メジャーリーグで、あの試合の裏側や日本人選手の頼れる同僚の秘話など、“サイドストーリー”に焦点を当てる「My Loving Baseball」。第6回はカブスの今永昇太投手(31)の専属通訳を務めるエドウィン・スタンベリー通訳(29)に迫った。

メジャーの選手と見間違うほどの筋骨隆々な体格で注目されることも多いが、「投げる哲学者」の異名を取り、アメリカでもその独特なキャラクターで人気の今永をサポートするため、地道な努力を積み重ねる。

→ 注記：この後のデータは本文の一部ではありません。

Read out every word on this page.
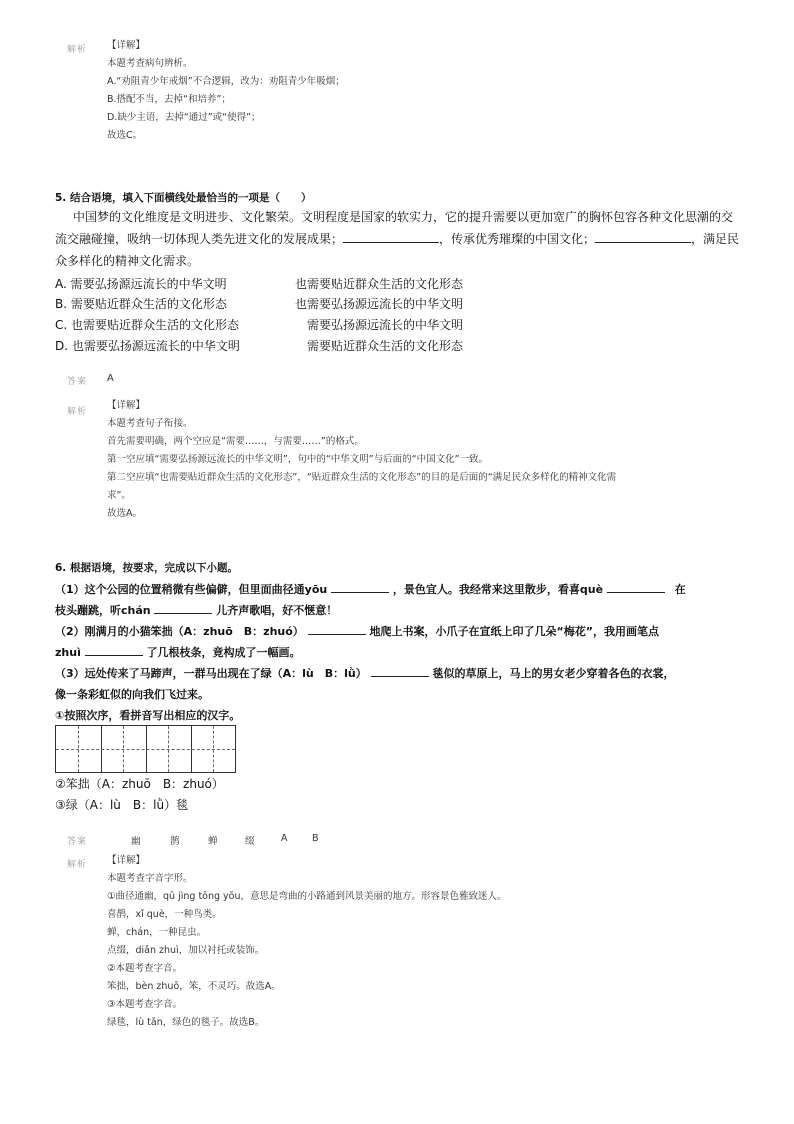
解析 【详解】
本题考查病句辨析。
A.“劝阻青少年戒烟”不合逻辑，改为：劝阻青少年吸烟；
B.搭配不当，去掉“和培养”；
D.缺少主语，去掉“通过”或“使得”；
故选C。
5. 结合语境，填入下面横线处最恰当的一项是（　　）
中国梦的文化维度是文明进步、文化繁荣。文明程度是国家的软实力，它的提升需要以更加宽广的胸怀包容各种文化思潮的交
流交融碰撞，吸纳一切体现人类先进文化的发展成果；	，传承优秀璀璨的中国文化；	，满足民
众多样化的精神文化需求。
A. 需要弘扬源远流长的中华文明	也需要贴近群众生活的文化形态
B. 需要贴近群众生活的文化形态	也需要弘扬源远流长的中华文明
C. 也需要贴近群众生活的文化形态	需要弘扬源远流长的中华文明
D. 也需要弘扬源远流长的中华文明	需要贴近群众生活的文化形态
答案 A
解析
【详解】
本题考查句子衔接。
首先需要明确，两个空应是“需要……，与需要……”的格式。
第一空应填“需要弘扬源远流长的中华文明”，句中的“中华文明”与后面的“中国文化”一致。
第二空应填“也需要贴近群众生活的文化形态”，“贴近群众生活的文化形态”的目的是后面的“满足民众多样化的精神文化需
求”。
故选A。
6. 根据语境，按要求，完成以下小题。
（1）这个公园的位置稍微有些偏僻，但里面曲径通yōu	，景色宜人。我经常来这里散步，看喜què	在
枝头蹦跳，听chán	儿齐声歌唱，好不惬意！
（2）刚满月的小猫笨拙（A：zhuō　B：zhuó）	地爬上书案，小爪子在宣纸上印了几朵“梅花”，我用画笔点
zhuì	了几根枝条，竟构成了一幅画。
（3）远处传来了马蹄声，一群马出现在了绿（A：lù　B：lǜ）	毯似的草原上，马上的男女老少穿着各色的衣裳，
像一条彩虹似的向我们飞过来。
①按照次序，看拼音写出相应的汉字。
②笨拙（A：zhuō　B：zhuó）
③绿（A：lù　B：lǜ）毯
答案	幽	鹊	蝉	缀	A	B
解析 【详解】
本题考查字音字形。
①曲径通幽，qū jìng tōng yōu，意思是弯曲的小路通到风景美丽的地方。形容景色雅致迷人。
喜鹊，xǐ què，一种鸟类。
蝉，chán，一种昆虫。
点缀，diǎn zhuì，加以衬托或装饰。
②本题考查字音。
笨拙，bèn zhuō，笨，不灵巧。故选A。
③本题考查字音。
绿毯，lù tǎn，绿色的毯子。故选B。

 カブスのエース格としてメジャー2年目のシーズンを戦う今永。「投げる哲学者」の異名を取る独特のキャラクターも人気を博しているが、そんな左腕の言葉を正確に英語で届け、現地のファンに浸透させた縁の下の力持ちが、エドウィン・スタンベリー通訳(29)だ。

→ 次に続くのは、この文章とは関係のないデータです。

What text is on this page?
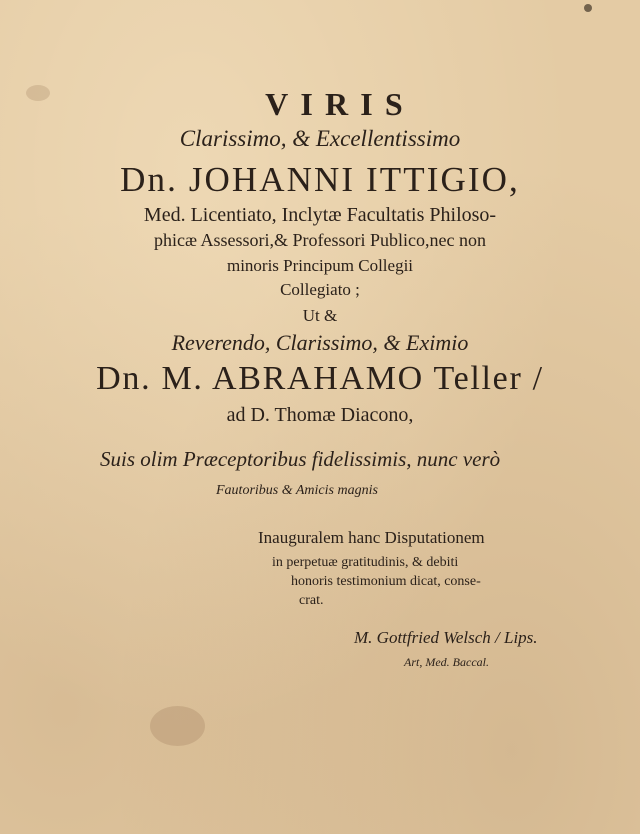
VIRIS
Clarissimo, & Excellentissimo
Dn. JOHANNI ITTIGIO,
Med. Licentiato, Inclytæ Facultatis Philoso-
phicæ Assessori,& Professori Publico,nec non
minoris Principum Collegii
Collegiato ;
Ut &
Reverendo, Clarissimo, & Eximio
Dn. M. ABRAHAMO Teller /
ad D. Thomæ Diacono,
Suis olim Præceptoribus fidelissimis, nunc verò
Fautoribus & Amicis magnis
Inauguralem hanc Disputationem
in perpetuæ gratitudinis, & debiti
honoris testimonium dicat, conse-
crat.
M. Gottfried Welsch / Lips.
Art, Med. Baccal.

 日系アメリカ人の父と日本人の母を持ち、日本で生まれて程なくして米ワシントン州に移ってシアトル郊外で育った。英語を話す祖父も同居し、家では日本語と英語が飛び交う中、保育士だった母は、子供の日本語の習得に力を入れた。家には日本の漫画やアニメの録画がたくさん。中でも「ドラゴンボール」がお気に入りで、主人公の孫悟空が修行を重ねて強敵を打ち倒すストーリーに感化された。

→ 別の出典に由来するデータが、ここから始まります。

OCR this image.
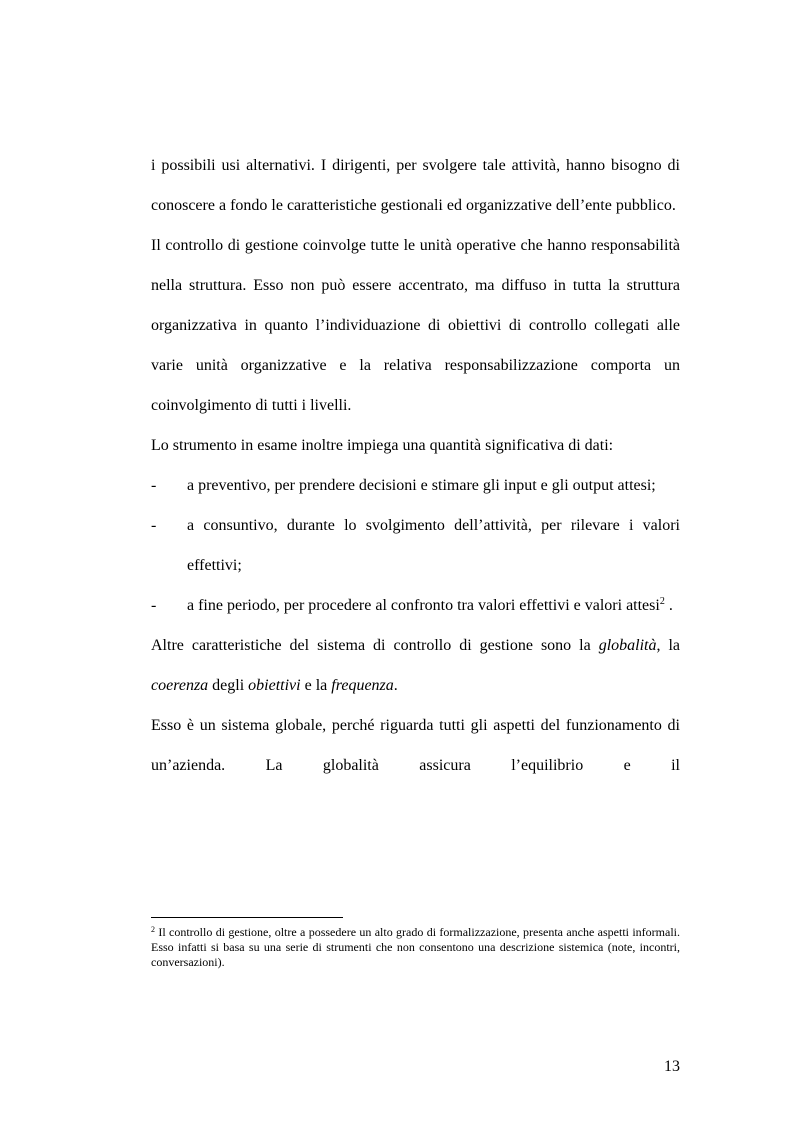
i possibili usi alternativi. I dirigenti, per svolgere tale attività, hanno bisogno di conoscere a fondo le caratteristiche gestionali ed organizzative dell’ente pubblico.

Il controllo di gestione coinvolge tutte le unità operative che hanno responsabilità nella struttura. Esso non può essere accentrato, ma diffuso in tutta la struttura organizzativa in quanto l’individuazione di obiettivi di controllo collegati alle varie unità organizzative e la relativa responsabilizzazione comporta un coinvolgimento di tutti i livelli.

Lo strumento in esame inoltre impiega una quantità significativa di dati:

- a preventivo, per prendere decisioni e stimare gli input e gli output attesi;
- a consuntivo, durante lo svolgimento dell’attività, per rilevare i valori effettivi;
- a fine periodo, per procedere al confronto tra valori effettivi e valori attesi$^2$ .

Altre caratteristiche del sistema di controllo di gestione sono la globalità, la coerenza degli obiettivi e la frequenza.

Esso è un sistema globale, perché riguarda tutti gli aspetti del funzionamento di un’azienda. La globalità assicura l’equilibrio e il

$^2$ Il controllo di gestione, oltre a possedere un alto grado di formalizzazione, presenta anche aspetti informali. Esso infatti si basa su una serie di strumenti che non consentono una descrizione sistemica (note, incontri, conversazioni).

13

 「たとえば腕立て伏せ100回やるとか、ダッシュを繰り返すとか、小さな頃から反復練習を毎日やっていました。続ければ強くなれるというのは今も自分の中にあると思います」

 特徴的なのは、筋骨隆々の体格だ。野球好きの父とキャッチボールを始めたのは3歳の頃。小学校ではリトルリーグで捕手をつとめた。その後も野球を続け、ハワイの大学でプレーした後、独立リーグに進み、一塁を守った。

しかし新型コロナウイルスが猛威を振るい、2020年にリーグがシャットダウン。「野球ができなくなり、コンディショニングのインストラクターの資格をとりました。何かをやり続けていたくて、野球の代わりになったのがパワーリフティングでした」と振り返る。

 筋肉トレーニングは今も継続。シーズン中でも時間を見つけて励み、シーズンオフには毎日2時間半を費やすという。今は620パウンド(約281キロ)のバーベルを上げるという。「選手よりもムキムキな通訳さん」と話題になることもあり、実際に24年、今永が渡米1年目でオールスターに選出された際に「僕の名前と顔を知らない選手が、間違えてエドウィンのことを今永と呼ばないか。不安ですけど…」と冗談めかして話したほど。肩周りや胸板の厚みはメジャーのスターと並んでもひけを取らない。

 今永の専属通訳になって約1年半。独特の感性を持つ左腕の日本語のニュアンスや意図をくみ取り、それに近い英語に訳す。通訳を務めた会見や囲み取材の録画や録音は、その日のうちに必ず見直し、聞き返して復習する。

 「今永投手が言った通りに訳したいんです。一字一句逃したくないし、僕が何かを省いたり、つけ加えたら意味が変わってしまう。だから会見を見返して良かったところも悪かったところも毎回チェックして、反省して練習します」

 現在の課題は、訳しながら話す際に「あー」とか「えー」という間投詞を言わないこと。「今永さんのコメントが掲載された英語の記事に、僕が訳を言いながら次の単語を考えているときに言った“Uh”(えー)という部分まで引用されていたんです。だからそれを言わない練習をしています。“Uh”と言うくらいなら、沈黙する方がいい」。自分に厳しい課題を科していくスタイルは、幼少期に観た「ドラゴンボール」の影響かもしれないと笑う。

 そんなスタンベリー通訳に、今永も絶大の信頼を寄せる。

 「通訳は、アメリカで英語がわからない人間にとっては時には脳であり、僕の考えの代わりとなってくれる人。エドは通訳力はもちろん、語彙力もあり、すごく助かっています。僕のパーソナリティーがアメリカで少しずつ認められてきているのも彼のおかげだなと思っています」

 メジャーリーグの通訳になった今でも「もっと強くなりたい」という気持ちは変わらないというたくましいスタンベリー通訳。これからも筋トレと反復練習を続けながら、日本人メジャーリーガーたちを力強く支えていく。